Fluten in Australien die teuerste Katastrophe in Hinblick auf versicherte Schäden
Im Spätsommer/Frühherbst kam es im Osten Australiens zu extremen Regenfällen und Überschwemmungen, die Schäden in Höhe von 6,6 Mrd. US$ verursachten. In Teilen von Queensland und New South Wales gab es Rekordniederschläge und Überschwemmungen. Die letzte Februarwoche war die niederschlagreichste Woche seit 1900. In einigen Gebieten wurden die höchsten Überschwemmungen seit 1893 verzeichnet. Die vorläufigen Kosten für die Versicherungswirtschaft werden derzeit auf 3,7 Mrd. US$ geschätzt.
Auch andere Länder in der Region Asien-Pazifik waren von schweren Katastrophen betroffen:
In Japan ereignete sich ein schweres Erdbeben der Magnitude 7.3 östlich der Hauptinsel Honshu. Das Epizentrum lag unweit der Stelle, wo vor elf Jahren das heftige Tohoku-Erdbeben den Tsunami auslöste, der die Atomkatastrophe von Fukushima zur Folge hatte. Auch wenn das Beben im März 2022 deutlich schwächer war, summierten sich die Gesamtschäden auf 8,8 Mrd. US$, wovon 2,8 Mrd. US$ versichert waren.

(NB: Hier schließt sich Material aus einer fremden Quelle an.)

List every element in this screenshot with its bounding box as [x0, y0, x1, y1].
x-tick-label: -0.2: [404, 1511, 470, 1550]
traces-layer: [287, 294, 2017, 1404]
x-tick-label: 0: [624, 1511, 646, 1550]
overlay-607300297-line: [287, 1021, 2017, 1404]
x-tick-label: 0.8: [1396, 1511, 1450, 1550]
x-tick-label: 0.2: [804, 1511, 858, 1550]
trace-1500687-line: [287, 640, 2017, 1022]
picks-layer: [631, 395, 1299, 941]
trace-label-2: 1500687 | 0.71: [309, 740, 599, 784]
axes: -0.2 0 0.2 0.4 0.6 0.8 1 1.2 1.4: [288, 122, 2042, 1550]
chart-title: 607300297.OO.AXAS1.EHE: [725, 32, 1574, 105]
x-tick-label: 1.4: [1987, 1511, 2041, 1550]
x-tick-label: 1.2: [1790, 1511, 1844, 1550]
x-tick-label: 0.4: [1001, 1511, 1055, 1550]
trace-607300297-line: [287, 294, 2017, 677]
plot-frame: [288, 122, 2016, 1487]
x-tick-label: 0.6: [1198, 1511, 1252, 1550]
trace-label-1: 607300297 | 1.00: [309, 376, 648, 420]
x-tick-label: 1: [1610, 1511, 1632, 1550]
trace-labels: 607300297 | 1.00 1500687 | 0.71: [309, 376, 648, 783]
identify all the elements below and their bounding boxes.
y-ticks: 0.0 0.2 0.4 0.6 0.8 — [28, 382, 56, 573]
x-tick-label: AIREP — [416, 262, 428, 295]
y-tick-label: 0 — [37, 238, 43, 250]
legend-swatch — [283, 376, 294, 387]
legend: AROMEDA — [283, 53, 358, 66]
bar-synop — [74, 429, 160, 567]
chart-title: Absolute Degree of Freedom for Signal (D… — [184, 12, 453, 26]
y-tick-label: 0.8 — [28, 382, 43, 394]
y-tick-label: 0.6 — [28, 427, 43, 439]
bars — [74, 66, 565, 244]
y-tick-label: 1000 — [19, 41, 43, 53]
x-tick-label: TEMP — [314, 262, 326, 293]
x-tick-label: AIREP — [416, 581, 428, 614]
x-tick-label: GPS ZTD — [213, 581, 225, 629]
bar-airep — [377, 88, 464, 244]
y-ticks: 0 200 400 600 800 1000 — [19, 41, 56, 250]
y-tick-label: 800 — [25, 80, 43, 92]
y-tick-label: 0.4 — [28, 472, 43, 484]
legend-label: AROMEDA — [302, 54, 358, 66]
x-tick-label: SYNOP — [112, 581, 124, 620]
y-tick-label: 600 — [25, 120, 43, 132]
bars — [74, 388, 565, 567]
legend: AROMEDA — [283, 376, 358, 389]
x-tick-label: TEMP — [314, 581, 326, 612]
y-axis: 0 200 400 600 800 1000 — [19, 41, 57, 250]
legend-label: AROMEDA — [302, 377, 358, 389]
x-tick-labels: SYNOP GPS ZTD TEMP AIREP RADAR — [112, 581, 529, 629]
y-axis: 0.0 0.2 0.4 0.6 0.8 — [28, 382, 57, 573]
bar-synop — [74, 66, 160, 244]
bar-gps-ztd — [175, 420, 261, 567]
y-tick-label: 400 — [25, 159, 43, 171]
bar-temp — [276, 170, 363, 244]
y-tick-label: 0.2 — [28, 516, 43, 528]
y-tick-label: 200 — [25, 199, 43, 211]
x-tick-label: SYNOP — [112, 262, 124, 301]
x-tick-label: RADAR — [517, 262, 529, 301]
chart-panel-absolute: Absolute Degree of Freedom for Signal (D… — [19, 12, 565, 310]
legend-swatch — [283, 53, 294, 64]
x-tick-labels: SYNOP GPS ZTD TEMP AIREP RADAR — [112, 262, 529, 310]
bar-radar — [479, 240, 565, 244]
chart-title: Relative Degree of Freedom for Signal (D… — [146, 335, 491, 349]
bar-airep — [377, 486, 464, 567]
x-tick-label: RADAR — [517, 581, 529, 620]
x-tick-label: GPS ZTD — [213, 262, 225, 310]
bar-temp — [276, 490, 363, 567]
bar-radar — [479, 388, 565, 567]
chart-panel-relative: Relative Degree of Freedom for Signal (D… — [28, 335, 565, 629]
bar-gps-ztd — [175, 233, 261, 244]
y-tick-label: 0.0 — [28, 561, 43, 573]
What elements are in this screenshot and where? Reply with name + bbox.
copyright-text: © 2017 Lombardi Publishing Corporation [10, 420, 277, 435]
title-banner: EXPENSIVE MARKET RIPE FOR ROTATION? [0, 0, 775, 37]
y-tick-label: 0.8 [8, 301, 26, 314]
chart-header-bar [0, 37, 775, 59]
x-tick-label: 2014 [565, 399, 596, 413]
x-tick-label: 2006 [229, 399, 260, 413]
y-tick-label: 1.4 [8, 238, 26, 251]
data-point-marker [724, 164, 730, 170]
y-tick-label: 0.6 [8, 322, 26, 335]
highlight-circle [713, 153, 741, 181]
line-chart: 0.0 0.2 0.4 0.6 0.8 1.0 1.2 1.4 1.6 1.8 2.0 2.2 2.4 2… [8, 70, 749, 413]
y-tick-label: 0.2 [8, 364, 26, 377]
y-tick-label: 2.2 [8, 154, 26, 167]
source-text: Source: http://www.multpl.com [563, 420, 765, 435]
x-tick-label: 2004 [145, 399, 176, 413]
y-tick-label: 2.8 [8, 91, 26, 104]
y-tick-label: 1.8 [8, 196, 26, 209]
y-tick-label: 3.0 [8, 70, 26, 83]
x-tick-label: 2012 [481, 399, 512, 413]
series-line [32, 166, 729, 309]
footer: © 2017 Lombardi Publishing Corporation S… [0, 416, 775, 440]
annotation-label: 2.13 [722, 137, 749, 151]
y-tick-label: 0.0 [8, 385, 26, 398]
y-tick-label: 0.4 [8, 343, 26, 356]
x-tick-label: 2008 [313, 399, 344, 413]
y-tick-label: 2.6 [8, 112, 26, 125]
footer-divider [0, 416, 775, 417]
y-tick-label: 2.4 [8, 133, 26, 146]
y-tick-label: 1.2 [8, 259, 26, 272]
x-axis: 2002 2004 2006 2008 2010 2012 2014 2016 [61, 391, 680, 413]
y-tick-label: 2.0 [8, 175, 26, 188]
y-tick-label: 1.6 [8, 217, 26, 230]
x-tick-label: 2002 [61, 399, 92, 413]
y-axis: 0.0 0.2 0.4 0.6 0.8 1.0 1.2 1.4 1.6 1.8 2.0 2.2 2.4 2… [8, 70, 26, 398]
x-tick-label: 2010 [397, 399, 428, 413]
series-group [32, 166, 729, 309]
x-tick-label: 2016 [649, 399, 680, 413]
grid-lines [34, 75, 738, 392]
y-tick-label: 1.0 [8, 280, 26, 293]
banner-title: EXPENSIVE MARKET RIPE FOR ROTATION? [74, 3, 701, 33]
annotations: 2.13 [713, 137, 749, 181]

Insgesamt entfielen 22 Mrd. US$ der Gesamtschäden aus Naturkatastrophen im ersten Halbjahr auf die Region Asien-Pazifik – mehr als üblich. 8 Mrd. US$ waren versichert.
USA dominieren Schadenstatistik
Auf die USA entfielen im ersten Halbjahr mit rund 28 Mrd. US$ fast die Hälfte der Gesamtschäden und mit 19 Mrd. US$ knapp zwei Drittel der versicherten Schäden. Serien von Schwergewittern mit Tornados waren dafür die Hauptursache. Allein eine Gewitterfront Anfang April mit zahlreichen Tornados zerstörte Werte von mehr als 3 Mrd. US$, davon waren mehr als drei Viertel versichert – ein Beispiel für die Abmilderung ökonomischer Schocks bei hoher Versicherungsdichte. Insgesamt hinterließen Schwergewitter in der ersten Jahreshälfte in den USA Gesamtschäden von 22 Mrd. US$, davon entfielen auf die Versicherer 17 Mrd. US$.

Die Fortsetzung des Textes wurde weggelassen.